Dabei orientiert sich ARP im wesentlich an den Rainbow-Werken der Post-Dio-Aera in den 80ern. Zustande kommt melodischer Hard Rock mit ausgeprägten Gitarren-Soli, die aber nie in Malmsteensches Gefrickel entarten, sondern songdienlich verankert sind und quasi eine Strophe darstellen, in der der Gesang gefühlvoll und melodisch von Pells Gitarre übernommen wird.
Seitdem sich das große Vorbild weitgehend aus der Rock/Metal-Szene zurückgezogen hat und seine musikalischen Leidenschaften in den ebenfalls sehr verdienstvollen Gefilden von Blackmore´s Night auslebt, gilt der alte Klosterfrau Melissengeist Werbespruch "Nie war er so wertvoll wie heute" in voller Konsequenz für Pell.

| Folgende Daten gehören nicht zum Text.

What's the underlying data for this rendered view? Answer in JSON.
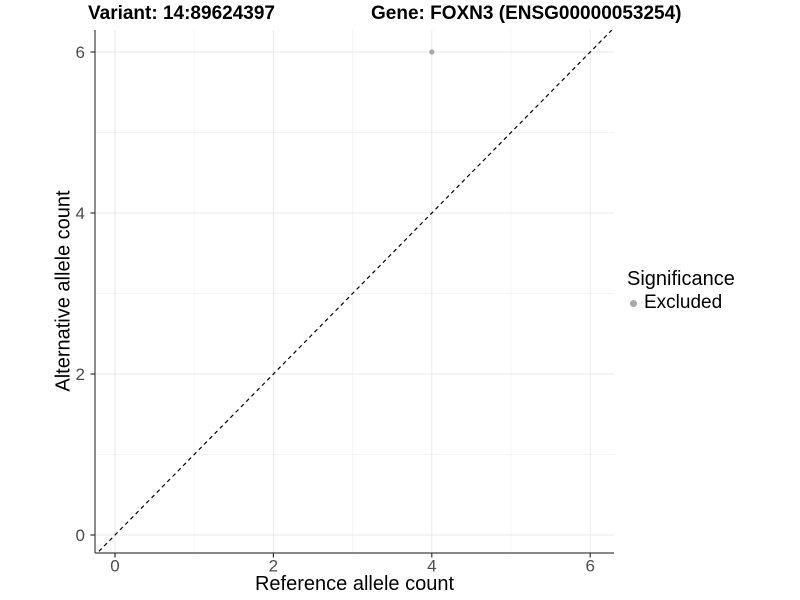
{
  "chart_data": {
    "type": "scatter",
    "title_left": "Variant: 14:89624397",
    "title_right": "Gene: FOXN3 (ENSG00000053254)",
    "xlabel": "Reference allele count",
    "ylabel": "Alternative allele count",
    "xlim": [
      -0.25,
      6.3
    ],
    "ylim": [
      -0.25,
      6.3
    ],
    "x_ticks": [
      0,
      2,
      4,
      6
    ],
    "y_ticks": [
      0,
      2,
      4,
      6
    ],
    "x_minor_ticks": [
      1,
      3,
      5
    ],
    "y_minor_ticks": [
      1,
      3,
      5
    ],
    "grid": true,
    "reference_line": {
      "type": "identity",
      "style": "dashed"
    },
    "series": [
      {
        "name": "Excluded",
        "points": [
          {
            "x": 4,
            "y": 6
          }
        ]
      }
    ],
    "legend": {
      "position": "right",
      "title": "Significance",
      "entries": [
        {
          "label": "Excluded",
          "color": "#a8a8a8"
        }
      ]
    }
  },
  "colors": {
    "background": "#ffffff",
    "point": "#a8a8a8",
    "grid_major": "#e9e9e9",
    "grid_minor": "#f4f4f4",
    "axis_line": "#404040",
    "tick_mark": "#333333",
    "tick_label": "#4d4d4d",
    "reference_line": "#000000"
  }
}
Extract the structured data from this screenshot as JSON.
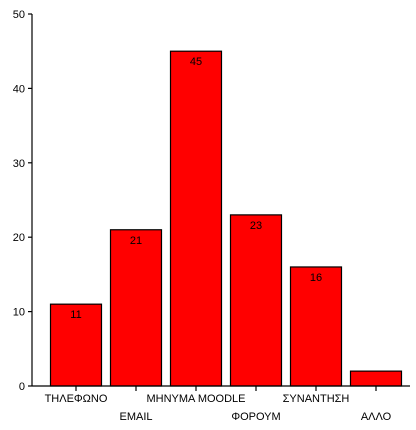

Nicht nur mit "Live for the King" hält Pell an der 80er Tradition fest, dass auf ein gutes Hard Rock Album mindestens eine Ballade gehört. Er setzt mittlerweile generell verstärkt auf den Bereich der Power-Ballade. "Time for the Truth" glänzt mit einem episch klassichen Streicher- und Piano-Teil. Speedige Nummern, wie man sie von seinen frühen Alben kennt, sind dagegen nicht mehr im Programm.
Auch neue Akzente lassen sich finden. Das kernige "Follow the Sign" lässt sich nicht so glatt ins Blackmore-Erbe einordnen. Mit seinem rotzigen Southern Rock-Flair erinnert es eher an neuere Molly Hatchet-Tracks. Das finale "Under the Gun" schaut ebenfalls in die südlichen Regionen der USA und bedient sich bei der Gitarrenarbeit ZZ Tops aus der "Afterburner"-Phase.